Intel Corp. has won a long-running court battle in the European Union, where the Court of Justice, Europes top court, upheld the annulment by the General Court of a 1.06 billion euros fine imposed by the Commission on the chipmaker. The European regulator had alleged an abuse of a dominant position on the part of Intel.
It was in May 2009 that the European Commission imposed the fine on Intel, after complaining that the microprocessor manufacturer had abused its dominant position on the market for x86 microprocessors by granting, inter alia, loyalty rebates to its customers and to a desktop computer distributor. These companies reportedly included computer makers Dell, Hewlett-Packard Co, NEC and Lenovo.
In 2014, the General Court dismissed in its entirety Intels action against that Commission decision. On the appeal brought by Intel, the Court of Justice set aside that judgment and referred the case back to the General Court.
The General Court, hearing the case referred back to it, annulled the Commissions decision in part and annulled the fine of 1.06 billion euros in its entirety.
Following the Commissions appeal against the General Courts 2022 judgment, the Court of Justice now dismissed the appeal, thereby upholding the judgment of the General Court.
The Commission in its appeal claimed that the General Courts review of its assessments relating to the as-efficient-competitor test was vitiated by procedural irregularities, errors of law and distortion of the evidence.
In its judgment, the Court of Justice rejected all of the grounds of appeal raised by the Commission. With regard to the as-efficient-competitor test, the Court of Justice confirmed that it is for the General Court to examine any argument that is intended to call into question the Commissions assessments and that is capable of invalidating the conclusions reached by the Commission at the end of that test.
According to the Court of Justice, the Commissions arguments may relate both to the compatibility of its assessments with the principles governing the as-efficient-competitor test and to the evidential value of the matters of fact on which the Commission relied.

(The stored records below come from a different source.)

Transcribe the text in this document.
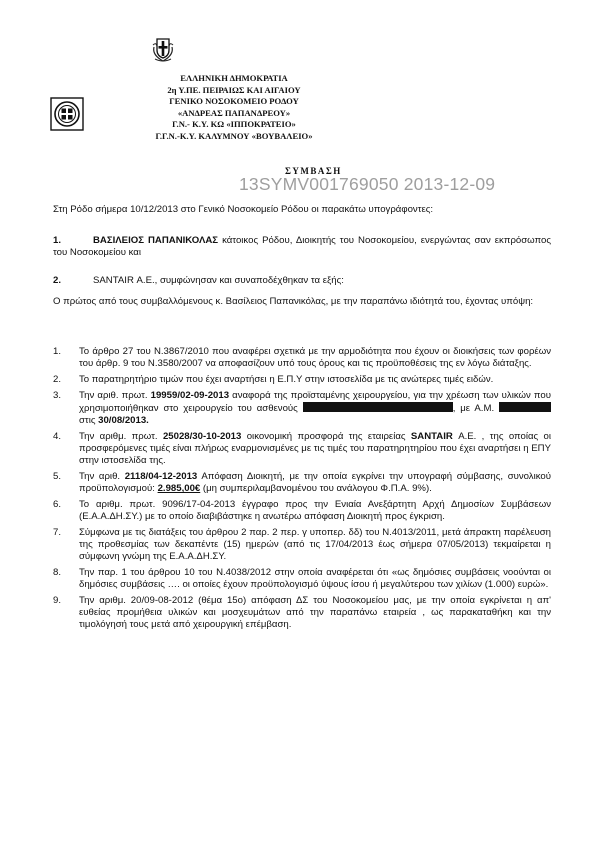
ΕΛΛΗΝΙΚΗ ΔΗΜΟΚΡΑΤΙΑ
2η Υ.ΠΕ. ΠΕΙΡΑΙΩΣ ΚΑΙ ΑΙΓΑΙΟΥ
ΓΕΝΙΚΟ ΝΟΣΟΚΟΜΕΙΟ ΡΟΔΟΥ
«ΑΝΔΡΕΑΣ ΠΑΠΑΝΔΡΕΟΥ»
Γ.Ν.- Κ.Υ. ΚΩ «ΙΠΠΟΚΡΑΤΕΙΟ»
Γ.Γ.Ν.-Κ.Υ. ΚΑΛΥΜΝΟΥ «ΒΟΥΒΑΛΕΙΟ»
ΣΥΜΒΑΣΗ
13SYMV001769050 2013-12-09
Στη Ρόδο σήμερα 10/12/2013 στο Γενικό Νοσοκομείο Ρόδου οι παρακάτω υπογράφοντες:
1.	ΒΑΣΙΛΕΙΟΣ ΠΑΠΑΝΙΚΟΛΑΣ κάτοικος Ρόδου, Διοικητής του Νοσοκομείου, ενεργώντας σαν εκπρόσωπος του Νοσοκομείου και
2.	SANTAIR Α.Ε., συμφώνησαν και συναποδέχθηκαν τα εξής:
Ο πρώτος από τους συμβαλλόμενους κ. Βασίλειος Παπανικόλας, με την παραπάνω ιδιότητά του, έχοντας υπόψη:
1.	Το άρθρο 27 του Ν.3867/2010 που αναφέρει σχετικά με την αρμοδιότητα που έχουν οι διοικήσεις των φορέων του άρθρ. 9 του Ν.3580/2007 να αποφασίζουν υπό τους όρους και τις προϋποθέσεις της εν λόγω διάταξης.
2.	Το παρατηρητήριο τιμών που έχει αναρτήσει η Ε.Π.Υ στην ιστοσελίδα με τις ανώτερες τιμές ειδών.
3.	Την αριθ. πρωτ. 19959/02-09-2013 αναφορά της προϊσταμένης χειρουργείου, για την χρέωση των υλικών που χρησιμοποιήθηκαν στο χειρουργείο του ασθενούς	, με Α.Μ.  στις 30/08/2013.
4.	Την αριθμ. πρωτ. 25028/30-10-2013 οικονομική προσφορά της εταιρείας SANTAIR Α.Ε. , της οποίας οι προσφερόμενες τιμές είναι πλήρως εναρμονισμένες με τις τιμές του παρατηρητηρίου που έχει αναρτήσει η ΕΠΥ στην ιστοσελίδα της.
5.	Την αριθ. 2118/04-12-2013 Απόφαση Διοικητή, με την οποία εγκρίνει την υπογραφή σύμβασης, συνολικού προϋπολογισμού: 2.985,00€ (μη συμπεριλαμβανομένου του ανάλογου Φ.Π.Α. 9%).
6.	Το αριθμ. πρωτ. 9096/17-04-2013 έγγραφο προς την Ενιαία Ανεξάρτητη Αρχή Δημοσίων Συμβάσεων (Ε.Α.Α.ΔΗ.ΣΥ.) με το οποίο διαβιβάστηκε η ανωτέρω απόφαση Διοικητή προς έγκριση.
7.	Σύμφωνα με τις διατάξεις του άρθρου 2 παρ. 2 περ. γ υποπερ. δδ) του Ν.4013/2011, μετά άπρακτη παρέλευση της προθεσμίας των δεκαπέντε (15) ημερών (από τις 17/04/2013 έως σήμερα 07/05/2013) τεκμαίρεται η σύμφωνη γνώμη της Ε.Α.Α.ΔΗ.ΣΥ.
8.	Την παρ. 1 του άρθρου 10 του Ν.4038/2012 στην οποία αναφέρεται ότι «ως δημόσιες συμβάσεις νοούνται οι δημόσιες συμβάσεις …. οι οποίες έχουν προϋπολογισμό ύψους ίσου ή μεγαλύτερου των χιλίων (1.000) ευρώ».
9.	Την αριθμ. 20/09-08-2012 (θέμα 15ο) απόφαση ΔΣ του Νοσοκομείου μας, με την οποία εγκρίνεται η απ' ευθείας προμήθεια υλικών και μοσχευμάτων από την παραπάνω εταιρεία , ως παρακαταθήκη και την τιμολόγησή τους μετά από χειρουργική επέμβαση.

The Court of Justice also confirmed that it is not for the General Court to ascertain whether the operative part of the Commissions decision could be justified on the basis of reasoning that did not contain the errors found by it, where that reasoning is not set out in that decision in a coherent way.
Along with the now annulled fine, the European Commission in September 2023 had re-imposed a fine of around 376.36 million euros on Intel, alleging that the company engaged in a series of anticompetitive practices aimed at excluding competitors from the relevant market in breach of EU antitrust rules.
On the Nasdaq, Intel is now trading at $22.15, up 0.77 percent.